Bericht zur ERASMUS-Austauschdozentur

  • "Finnische Literatur: Leena Krohn und Rosa Liksom"
  • "Finnische Konversation: Ungarische, finnische und deutsche Küche"
  • "Fremdsprachendidaktik: How to teach vocabulary – some aspects"

Gehalten von Katri Wessel, M.A.

Eötvös Loránd Tudományegyetem (ELTE)

Budapest, 19.-28. März 2007

Das Institut für Finnougristik und Uralistik und die Eötvös Loránd Tudományegyetem in Budapest kooperieren seit 2005 im Rahmen des Sokrates/Erasmus-Austauschprogramms. Seit dem Bestehen dieser Zusammenarbeit konnten Studierende unseres Seminars am universitären Leben der ELTE teilhaben und tief in die ungarische Sprache und den Alltag eintauchen. Auf der Ebene der Lehrenden hat Dr. Katalin Szili vom 19. Juni bis zum 22. Juni 2006 ein Blockseminar mit dem Thema „Präfixverben im Ungarischen“ gehalten. Im Gegenzug hatte ich die Möglichkeit, die Austauschaktivitäten unsererseits zu eröffnen und in der Zeit vom 19. März bis zum 28. März 2007 nach Budapest zu reisen, um an der ELTE zu unterrichten.

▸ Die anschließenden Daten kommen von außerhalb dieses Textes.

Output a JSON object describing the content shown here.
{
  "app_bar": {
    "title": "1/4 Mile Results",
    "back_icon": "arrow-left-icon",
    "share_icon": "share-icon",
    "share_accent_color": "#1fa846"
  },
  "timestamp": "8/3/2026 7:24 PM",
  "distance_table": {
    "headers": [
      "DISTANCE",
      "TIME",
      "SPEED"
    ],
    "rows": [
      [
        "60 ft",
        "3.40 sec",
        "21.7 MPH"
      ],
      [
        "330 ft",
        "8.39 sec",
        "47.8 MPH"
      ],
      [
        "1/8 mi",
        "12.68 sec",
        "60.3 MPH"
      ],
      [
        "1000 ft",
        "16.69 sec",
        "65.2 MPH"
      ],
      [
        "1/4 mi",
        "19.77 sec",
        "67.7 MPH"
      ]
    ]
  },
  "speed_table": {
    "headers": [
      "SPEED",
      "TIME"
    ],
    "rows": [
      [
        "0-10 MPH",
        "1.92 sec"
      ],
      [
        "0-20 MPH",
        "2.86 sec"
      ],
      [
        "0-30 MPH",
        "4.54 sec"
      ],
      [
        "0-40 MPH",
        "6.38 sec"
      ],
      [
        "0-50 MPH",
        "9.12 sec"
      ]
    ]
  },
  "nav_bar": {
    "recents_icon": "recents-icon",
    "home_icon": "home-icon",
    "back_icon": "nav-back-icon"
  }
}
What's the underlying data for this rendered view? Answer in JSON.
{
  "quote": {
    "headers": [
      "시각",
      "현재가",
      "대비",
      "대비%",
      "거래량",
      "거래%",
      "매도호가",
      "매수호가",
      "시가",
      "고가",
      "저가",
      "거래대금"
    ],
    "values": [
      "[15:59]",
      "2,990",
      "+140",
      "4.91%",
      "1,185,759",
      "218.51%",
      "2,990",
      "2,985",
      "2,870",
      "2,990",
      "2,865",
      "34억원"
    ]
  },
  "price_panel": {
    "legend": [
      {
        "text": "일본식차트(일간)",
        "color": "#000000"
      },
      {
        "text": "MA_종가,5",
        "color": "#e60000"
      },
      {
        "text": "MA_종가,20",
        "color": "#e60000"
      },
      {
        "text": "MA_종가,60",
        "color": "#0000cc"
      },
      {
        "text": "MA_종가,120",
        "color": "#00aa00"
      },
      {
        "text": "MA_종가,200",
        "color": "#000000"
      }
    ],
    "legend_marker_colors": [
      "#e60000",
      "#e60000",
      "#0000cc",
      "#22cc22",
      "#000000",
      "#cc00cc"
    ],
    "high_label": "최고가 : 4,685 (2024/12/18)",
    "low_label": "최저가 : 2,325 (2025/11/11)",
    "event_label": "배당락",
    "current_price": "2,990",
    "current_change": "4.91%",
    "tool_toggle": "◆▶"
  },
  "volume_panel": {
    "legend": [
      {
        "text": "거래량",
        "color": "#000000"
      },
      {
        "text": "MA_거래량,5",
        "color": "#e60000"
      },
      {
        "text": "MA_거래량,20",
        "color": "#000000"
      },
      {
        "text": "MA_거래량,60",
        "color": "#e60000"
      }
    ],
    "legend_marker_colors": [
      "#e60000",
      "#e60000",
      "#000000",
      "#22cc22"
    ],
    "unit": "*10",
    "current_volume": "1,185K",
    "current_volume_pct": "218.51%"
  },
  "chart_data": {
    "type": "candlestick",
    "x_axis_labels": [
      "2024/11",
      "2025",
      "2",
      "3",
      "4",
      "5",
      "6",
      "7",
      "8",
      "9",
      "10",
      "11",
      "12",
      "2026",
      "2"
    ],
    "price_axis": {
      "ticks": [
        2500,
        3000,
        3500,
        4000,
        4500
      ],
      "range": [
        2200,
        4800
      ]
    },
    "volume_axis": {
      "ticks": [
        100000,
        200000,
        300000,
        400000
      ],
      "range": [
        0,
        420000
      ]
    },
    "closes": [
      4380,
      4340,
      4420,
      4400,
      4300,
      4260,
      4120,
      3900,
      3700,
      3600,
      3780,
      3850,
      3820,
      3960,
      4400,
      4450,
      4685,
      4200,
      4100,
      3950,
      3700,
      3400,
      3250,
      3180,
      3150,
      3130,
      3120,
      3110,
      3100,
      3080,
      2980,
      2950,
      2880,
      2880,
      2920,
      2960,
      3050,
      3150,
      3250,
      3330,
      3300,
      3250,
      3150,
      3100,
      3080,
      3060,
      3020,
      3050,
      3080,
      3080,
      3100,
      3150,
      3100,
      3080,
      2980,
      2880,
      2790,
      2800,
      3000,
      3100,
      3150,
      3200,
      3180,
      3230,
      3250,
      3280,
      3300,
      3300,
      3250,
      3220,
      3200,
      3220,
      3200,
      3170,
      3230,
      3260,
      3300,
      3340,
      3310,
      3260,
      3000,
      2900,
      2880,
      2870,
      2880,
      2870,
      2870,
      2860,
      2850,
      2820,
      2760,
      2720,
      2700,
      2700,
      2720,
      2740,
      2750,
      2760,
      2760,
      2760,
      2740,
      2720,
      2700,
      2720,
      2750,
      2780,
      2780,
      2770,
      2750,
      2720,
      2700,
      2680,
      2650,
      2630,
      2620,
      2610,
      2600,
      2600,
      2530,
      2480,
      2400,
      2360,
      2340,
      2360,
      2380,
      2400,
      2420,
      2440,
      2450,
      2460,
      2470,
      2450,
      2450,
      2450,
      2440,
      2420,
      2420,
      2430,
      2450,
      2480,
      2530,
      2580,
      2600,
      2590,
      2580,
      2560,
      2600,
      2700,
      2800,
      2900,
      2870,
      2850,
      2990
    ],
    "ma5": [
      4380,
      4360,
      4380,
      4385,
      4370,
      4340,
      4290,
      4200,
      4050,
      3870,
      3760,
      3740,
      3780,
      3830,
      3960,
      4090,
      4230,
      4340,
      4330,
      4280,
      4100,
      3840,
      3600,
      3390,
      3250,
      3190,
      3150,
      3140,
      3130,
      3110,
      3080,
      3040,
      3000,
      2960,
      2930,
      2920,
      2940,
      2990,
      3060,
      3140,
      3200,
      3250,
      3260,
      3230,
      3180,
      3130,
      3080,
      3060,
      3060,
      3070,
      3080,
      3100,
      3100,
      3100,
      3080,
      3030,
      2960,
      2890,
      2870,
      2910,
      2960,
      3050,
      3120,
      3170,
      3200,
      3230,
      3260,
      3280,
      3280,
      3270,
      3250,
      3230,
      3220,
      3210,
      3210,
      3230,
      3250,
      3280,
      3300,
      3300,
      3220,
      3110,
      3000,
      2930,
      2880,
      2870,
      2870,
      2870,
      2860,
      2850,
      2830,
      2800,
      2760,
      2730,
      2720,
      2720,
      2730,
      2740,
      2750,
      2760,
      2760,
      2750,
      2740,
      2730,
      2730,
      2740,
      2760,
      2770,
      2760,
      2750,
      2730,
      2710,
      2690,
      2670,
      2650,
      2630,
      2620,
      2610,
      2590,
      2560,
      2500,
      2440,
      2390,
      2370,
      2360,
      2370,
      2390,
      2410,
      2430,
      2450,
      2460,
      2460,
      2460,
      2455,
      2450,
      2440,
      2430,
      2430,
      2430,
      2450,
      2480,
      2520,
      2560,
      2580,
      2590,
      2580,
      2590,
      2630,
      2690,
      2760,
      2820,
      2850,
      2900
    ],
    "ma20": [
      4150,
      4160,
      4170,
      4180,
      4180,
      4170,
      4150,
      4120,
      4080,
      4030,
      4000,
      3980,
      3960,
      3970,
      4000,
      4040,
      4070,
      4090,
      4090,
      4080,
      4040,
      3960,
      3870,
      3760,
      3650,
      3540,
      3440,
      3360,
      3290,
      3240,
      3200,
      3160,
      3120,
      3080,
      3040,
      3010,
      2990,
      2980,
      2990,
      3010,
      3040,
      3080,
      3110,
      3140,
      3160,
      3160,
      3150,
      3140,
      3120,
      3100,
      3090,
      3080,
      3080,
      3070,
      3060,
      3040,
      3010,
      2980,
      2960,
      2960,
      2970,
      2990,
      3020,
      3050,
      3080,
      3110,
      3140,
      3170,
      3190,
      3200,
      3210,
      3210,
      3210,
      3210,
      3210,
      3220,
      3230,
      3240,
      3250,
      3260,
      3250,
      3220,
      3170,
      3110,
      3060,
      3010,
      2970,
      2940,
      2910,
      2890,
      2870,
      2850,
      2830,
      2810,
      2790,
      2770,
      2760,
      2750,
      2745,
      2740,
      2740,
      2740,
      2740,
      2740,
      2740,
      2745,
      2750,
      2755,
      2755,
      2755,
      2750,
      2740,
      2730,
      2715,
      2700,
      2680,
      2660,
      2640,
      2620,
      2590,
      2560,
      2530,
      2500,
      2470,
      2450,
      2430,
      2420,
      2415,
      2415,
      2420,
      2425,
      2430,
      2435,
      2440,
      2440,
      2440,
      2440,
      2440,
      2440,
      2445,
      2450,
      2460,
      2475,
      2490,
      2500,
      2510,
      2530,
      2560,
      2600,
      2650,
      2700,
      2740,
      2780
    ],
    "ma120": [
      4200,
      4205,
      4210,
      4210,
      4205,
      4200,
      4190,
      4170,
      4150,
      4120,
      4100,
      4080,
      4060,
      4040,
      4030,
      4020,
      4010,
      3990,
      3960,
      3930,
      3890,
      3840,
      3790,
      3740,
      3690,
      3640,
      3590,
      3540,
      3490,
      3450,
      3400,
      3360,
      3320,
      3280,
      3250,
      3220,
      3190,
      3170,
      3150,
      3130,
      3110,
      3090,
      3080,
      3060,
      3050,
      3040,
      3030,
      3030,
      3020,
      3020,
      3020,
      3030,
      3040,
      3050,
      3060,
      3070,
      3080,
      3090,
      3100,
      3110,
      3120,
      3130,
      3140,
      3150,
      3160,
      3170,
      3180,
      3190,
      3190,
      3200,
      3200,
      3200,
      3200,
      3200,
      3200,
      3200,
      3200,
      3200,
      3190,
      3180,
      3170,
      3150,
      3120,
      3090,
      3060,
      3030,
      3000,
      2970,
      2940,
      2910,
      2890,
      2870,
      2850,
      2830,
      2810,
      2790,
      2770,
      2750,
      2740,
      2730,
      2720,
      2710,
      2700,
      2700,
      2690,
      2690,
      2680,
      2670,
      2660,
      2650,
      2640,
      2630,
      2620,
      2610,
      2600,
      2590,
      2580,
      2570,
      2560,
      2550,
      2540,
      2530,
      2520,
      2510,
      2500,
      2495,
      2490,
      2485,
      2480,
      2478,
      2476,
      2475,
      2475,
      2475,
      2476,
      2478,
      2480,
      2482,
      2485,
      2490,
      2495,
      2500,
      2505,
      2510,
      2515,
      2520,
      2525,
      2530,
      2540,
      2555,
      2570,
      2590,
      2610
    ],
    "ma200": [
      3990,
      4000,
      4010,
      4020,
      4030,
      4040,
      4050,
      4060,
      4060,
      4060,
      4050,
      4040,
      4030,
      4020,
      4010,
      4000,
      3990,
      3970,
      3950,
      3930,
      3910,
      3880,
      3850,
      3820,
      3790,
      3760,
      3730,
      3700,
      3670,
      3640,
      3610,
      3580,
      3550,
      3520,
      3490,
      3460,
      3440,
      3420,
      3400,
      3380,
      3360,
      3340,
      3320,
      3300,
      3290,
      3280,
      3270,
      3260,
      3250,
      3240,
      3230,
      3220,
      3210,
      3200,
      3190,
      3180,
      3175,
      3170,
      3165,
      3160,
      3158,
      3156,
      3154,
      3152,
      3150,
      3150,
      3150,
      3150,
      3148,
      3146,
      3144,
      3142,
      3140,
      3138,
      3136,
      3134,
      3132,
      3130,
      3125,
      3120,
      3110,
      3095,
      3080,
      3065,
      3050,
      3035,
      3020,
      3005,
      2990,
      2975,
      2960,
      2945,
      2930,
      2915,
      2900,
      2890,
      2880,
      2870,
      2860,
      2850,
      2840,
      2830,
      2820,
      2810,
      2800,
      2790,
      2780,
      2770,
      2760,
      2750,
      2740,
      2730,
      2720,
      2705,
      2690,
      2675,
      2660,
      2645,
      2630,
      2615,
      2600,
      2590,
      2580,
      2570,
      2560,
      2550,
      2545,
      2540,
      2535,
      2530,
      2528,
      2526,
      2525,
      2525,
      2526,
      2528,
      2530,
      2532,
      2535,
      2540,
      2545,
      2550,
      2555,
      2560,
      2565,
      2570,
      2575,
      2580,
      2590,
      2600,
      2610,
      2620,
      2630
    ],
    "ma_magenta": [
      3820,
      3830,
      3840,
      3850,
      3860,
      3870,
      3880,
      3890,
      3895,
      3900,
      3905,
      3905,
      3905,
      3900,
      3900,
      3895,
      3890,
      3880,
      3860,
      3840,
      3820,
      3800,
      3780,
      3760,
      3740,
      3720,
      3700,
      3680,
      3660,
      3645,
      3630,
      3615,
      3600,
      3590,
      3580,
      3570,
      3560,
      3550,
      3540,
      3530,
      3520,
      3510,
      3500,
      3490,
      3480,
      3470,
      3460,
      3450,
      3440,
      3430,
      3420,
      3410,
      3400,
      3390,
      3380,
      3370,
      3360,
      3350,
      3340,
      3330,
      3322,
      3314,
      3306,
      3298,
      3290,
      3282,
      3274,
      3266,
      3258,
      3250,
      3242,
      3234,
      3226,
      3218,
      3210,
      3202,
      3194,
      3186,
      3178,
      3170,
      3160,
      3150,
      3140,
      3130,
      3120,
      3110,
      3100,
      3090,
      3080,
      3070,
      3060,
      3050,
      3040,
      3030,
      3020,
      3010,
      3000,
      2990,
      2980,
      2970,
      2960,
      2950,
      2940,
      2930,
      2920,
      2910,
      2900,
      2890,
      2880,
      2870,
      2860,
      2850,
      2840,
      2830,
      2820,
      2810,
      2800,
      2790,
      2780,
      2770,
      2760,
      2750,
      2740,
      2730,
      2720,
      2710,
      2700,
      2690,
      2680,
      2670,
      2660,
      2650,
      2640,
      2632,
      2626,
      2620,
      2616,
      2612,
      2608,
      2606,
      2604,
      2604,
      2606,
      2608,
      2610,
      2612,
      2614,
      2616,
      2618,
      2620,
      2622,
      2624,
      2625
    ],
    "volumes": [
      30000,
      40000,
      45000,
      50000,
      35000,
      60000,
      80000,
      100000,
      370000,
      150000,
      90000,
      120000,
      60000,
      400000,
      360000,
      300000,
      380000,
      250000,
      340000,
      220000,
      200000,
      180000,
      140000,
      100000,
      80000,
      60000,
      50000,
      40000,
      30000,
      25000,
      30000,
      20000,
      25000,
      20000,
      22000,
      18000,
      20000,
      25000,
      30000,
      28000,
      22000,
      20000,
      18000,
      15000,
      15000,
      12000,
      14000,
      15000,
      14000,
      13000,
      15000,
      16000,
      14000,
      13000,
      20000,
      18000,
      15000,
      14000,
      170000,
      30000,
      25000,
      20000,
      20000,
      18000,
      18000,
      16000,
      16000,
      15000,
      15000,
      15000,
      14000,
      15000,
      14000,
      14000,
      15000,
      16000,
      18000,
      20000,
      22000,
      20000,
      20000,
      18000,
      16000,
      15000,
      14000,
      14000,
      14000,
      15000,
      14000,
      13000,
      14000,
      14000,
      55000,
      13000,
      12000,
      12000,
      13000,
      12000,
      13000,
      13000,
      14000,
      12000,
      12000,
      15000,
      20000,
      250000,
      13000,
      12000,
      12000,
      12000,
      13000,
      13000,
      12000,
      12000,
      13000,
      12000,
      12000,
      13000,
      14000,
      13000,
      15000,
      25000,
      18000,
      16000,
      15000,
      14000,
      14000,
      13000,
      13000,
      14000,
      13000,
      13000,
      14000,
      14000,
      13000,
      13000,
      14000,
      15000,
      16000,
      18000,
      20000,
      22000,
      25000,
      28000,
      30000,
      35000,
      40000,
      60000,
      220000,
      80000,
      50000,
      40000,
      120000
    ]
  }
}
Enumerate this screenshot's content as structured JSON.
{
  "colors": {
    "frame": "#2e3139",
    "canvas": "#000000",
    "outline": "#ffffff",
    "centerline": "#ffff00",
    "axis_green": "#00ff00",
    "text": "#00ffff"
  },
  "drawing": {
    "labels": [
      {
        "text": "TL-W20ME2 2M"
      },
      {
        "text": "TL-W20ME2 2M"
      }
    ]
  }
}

Mein Unterricht (insgesamt 9 Unterrichtsstunden) gestaltete sich sehr vielseitig, da er als Teil verschiedener Lehrveranstaltungen realisiert wurde: Auf Wunsch des dortigen Instituts für Finnougristik behandelte ich im Rahmen eines Seminars über moderne finnische Literatur Werke zweier wichtiger Gegenwartsautorinnen und übernahm einen Konversationskurs. Daneben dufte ich für die Studierenden der Studiengänge „Ungarisch“ und „Ungarisch als Fremdsprache“ einen Überblick über Aspekte der Wortschatzarbeit im Fremdsprachenunterricht geben.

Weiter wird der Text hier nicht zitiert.